Shivers, cravings, lethargy, mood-swings, sweats, cramps...how the hell did I get myself hooked?

That's right, I confess, I'm a junkie. 


Without my daily fix I'm ready to scratch the emulsion off the walls with just my finger nails.

I used to be a smoker - three in the morning before I could see in focus, 10 in the evening, around 15 in between with another in the middle of the night if I woke up.

Copious Nicotine Replacement Therapy and a natural reserve of willpower helped me kick the habit. Nine years later - clean.

I haven't been averse to the odd drink either.

Collapsing on the sofa with a bottle of wine each night was a ritual for years.
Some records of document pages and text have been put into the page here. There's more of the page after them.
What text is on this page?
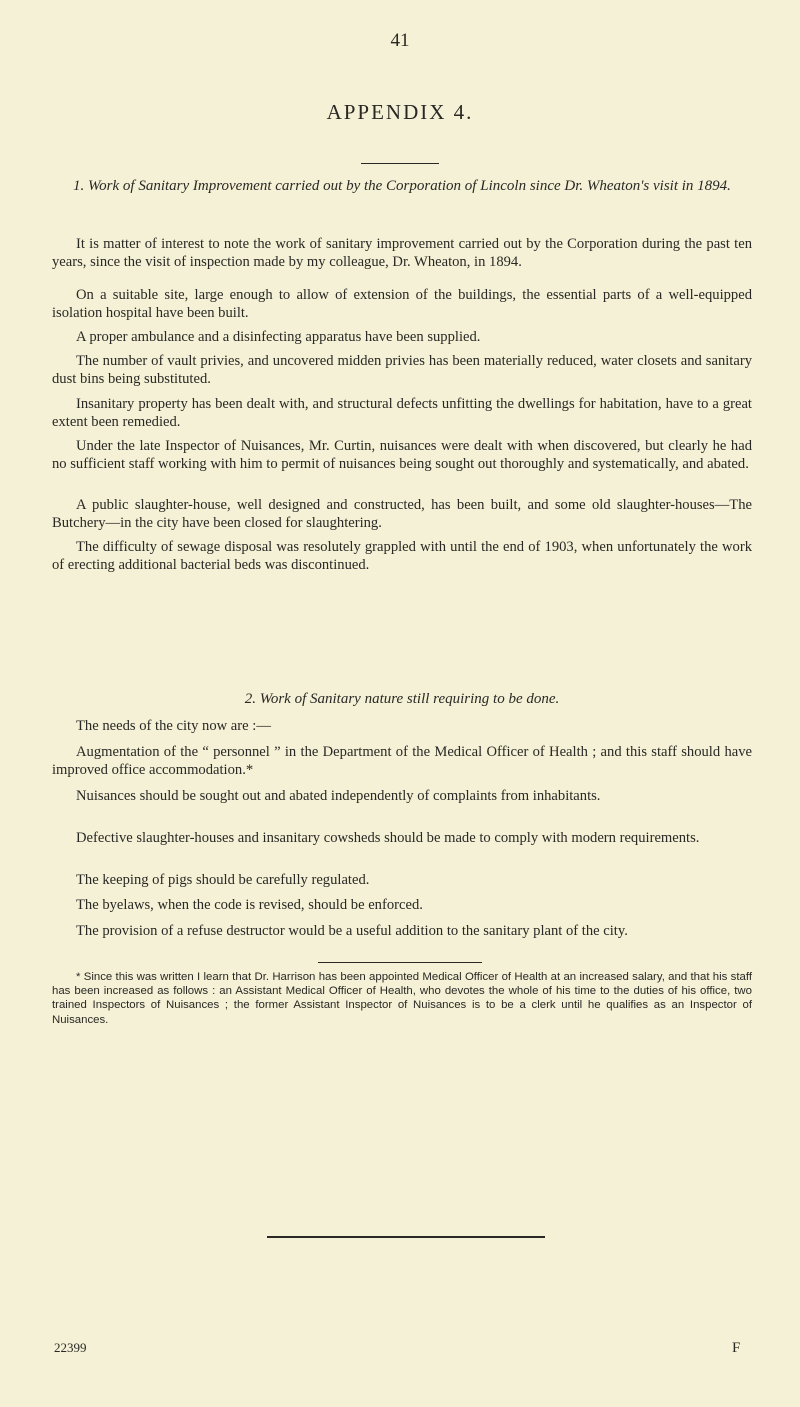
41
APPENDIX 4.
1. Work of Sanitary Improvement carried out by the Corporation of Lincoln since Dr. Wheaton's visit in 1894.

It is matter of interest to note the work of sanitary improvement carried out by the Corporation during the past ten years, since the visit of inspection made by my colleague, Dr. Wheaton, in 1894.

On a suitable site, large enough to allow of extension of the buildings, the essential parts of a well-equipped isolation hospital have been built.

A proper ambulance and a disinfecting apparatus have been supplied.

The number of vault privies, and uncovered midden privies has been materially reduced, water closets and sanitary dust bins being substituted.

Insanitary property has been dealt with, and structural defects unfitting the dwellings for habitation, have to a great extent been remedied.

Under the late Inspector of Nuisances, Mr. Curtin, nuisances were dealt with when discovered, but clearly he had no sufficient staff working with him to permit of nuisances being sought out thoroughly and systematically, and abated.

A public slaughter-house, well designed and constructed, has been built, and some old slaughter-houses—The Butchery—in the city have been closed for slaughtering.

The difficulty of sewage disposal was resolutely grappled with until the end of 1903, when unfortunately the work of erecting additional bacterial beds was discontinued.

2. Work of Sanitary nature still requiring to be done.

The needs of the city now are :—

Augmentation of the “ personnel ” in the Department of the Medical Officer of Health ; and this staff should have improved office accommodation.*

Nuisances should be sought out and abated independently of complaints from inhabitants.

Defective slaughter-houses and insanitary cowsheds should be made to comply with modern requirements.

The keeping of pigs should be carefully regulated.

The byelaws, when the code is revised, should be enforced.

The provision of a refuse destructor would be a useful addition to the sanitary plant of the city.

* Since this was written I learn that Dr. Harrison has been appointed Medical Officer of Health at an increased salary, and that his staff has been increased as follows : an Assistant Medical Officer of Health, who devotes the whole of his time to the duties of his office, two trained Inspectors of Nuisances ; the former Assistant Inspector of Nuisances is to be a clerk until he qualifies as an Inspector of Nuisances.

22399	F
A friend bought be one of those fancy bottle sealers to plug the neck after a glass or two - they must have had a sense of humour, I never used it.

Realising I was dangerously close to another addiction, I kicked Mr Merlot to the kerb with relative ease. Eight years later - dry.

But this is something else, and what's more this latest chemical dependance has not been my fault.

Ok, nobody forced me to take my first hit, but nobody told me I was about to embark on another journey down the yellow brick road to addiction.

But here I am, a slave once again to an endorphin-clad dominatrix, a seemingly innocent white crystal - sugar.

Expecting something more exciting? Don't be fooled, it is a jealous and possessive captor, and is deceptively habit-forming.

It won't give you lung cancer, or liver cirrhosis, but this poison comes with its own telltale sign - you get fat.

I never used to touch the stuff, or anything with it in.

But after the odd hob-nob in the evening became a regular treat, I progressed to vacuum-guzzling a family sized bag of M and Ms before eventually I was hiding a 50-a-day Cadbury Finger habit.


I never thought of sugar as a seriously addictive substance, but be under no illusions, it is.

Experts have redefined it from "foodstuff" to "white chemical extracted from plant sources" - sound familiar?

Although research on its effects is ongoing, and still largely inconclusive, there is evidence it increases brain levels of the feel-good chemicals dopamine and serotonin - like ecstasy and methamphetamine.

A catalogue of nasty effects on the body has been reported including immune suppression, anxiety, heart disease, and the sugar-user's equivalent to a coke head's missing septum - obesity.

It is also really hard to give up and like fags and booze, despite starting small you can be taking lethal doses before you know it.

And addicts are devious.

They won't acknowledge the office cake trolley for fear of letting their calorie-controlled halo slip, but when safely out of sight it's straight down to the donut shop.

A skillful user visits a different dealer each time so not to give the game away.

They demand more and more to satisfy their need as it swells to a colossal, doughy marshmallow of a habit.

One piece of chocolate now prepares my palate for the rest of the family-sized bar which inevitably follows.

After offering me a biscuit with a cup of tea, a friend plonks two bourbons onto a plate before returning the packet back to the cupboard, the same pal I think who gave me the bottle stopper - I need new friends.

Luckily I have so far escaped the worst of its effects - no jaffa cake-shaped spare tyre around my middle.

But it is time to kick the habit. The cupboards have been emptied and sterilised and I have stocked up with an arsenal of stevia (a plant-based sweetener) and aspartame-loaded replacement therapies.

It is not going to be easy but I have succeeded before, and if Robert Downey Jr can do it, so can I.


Any tips will be gratefully received!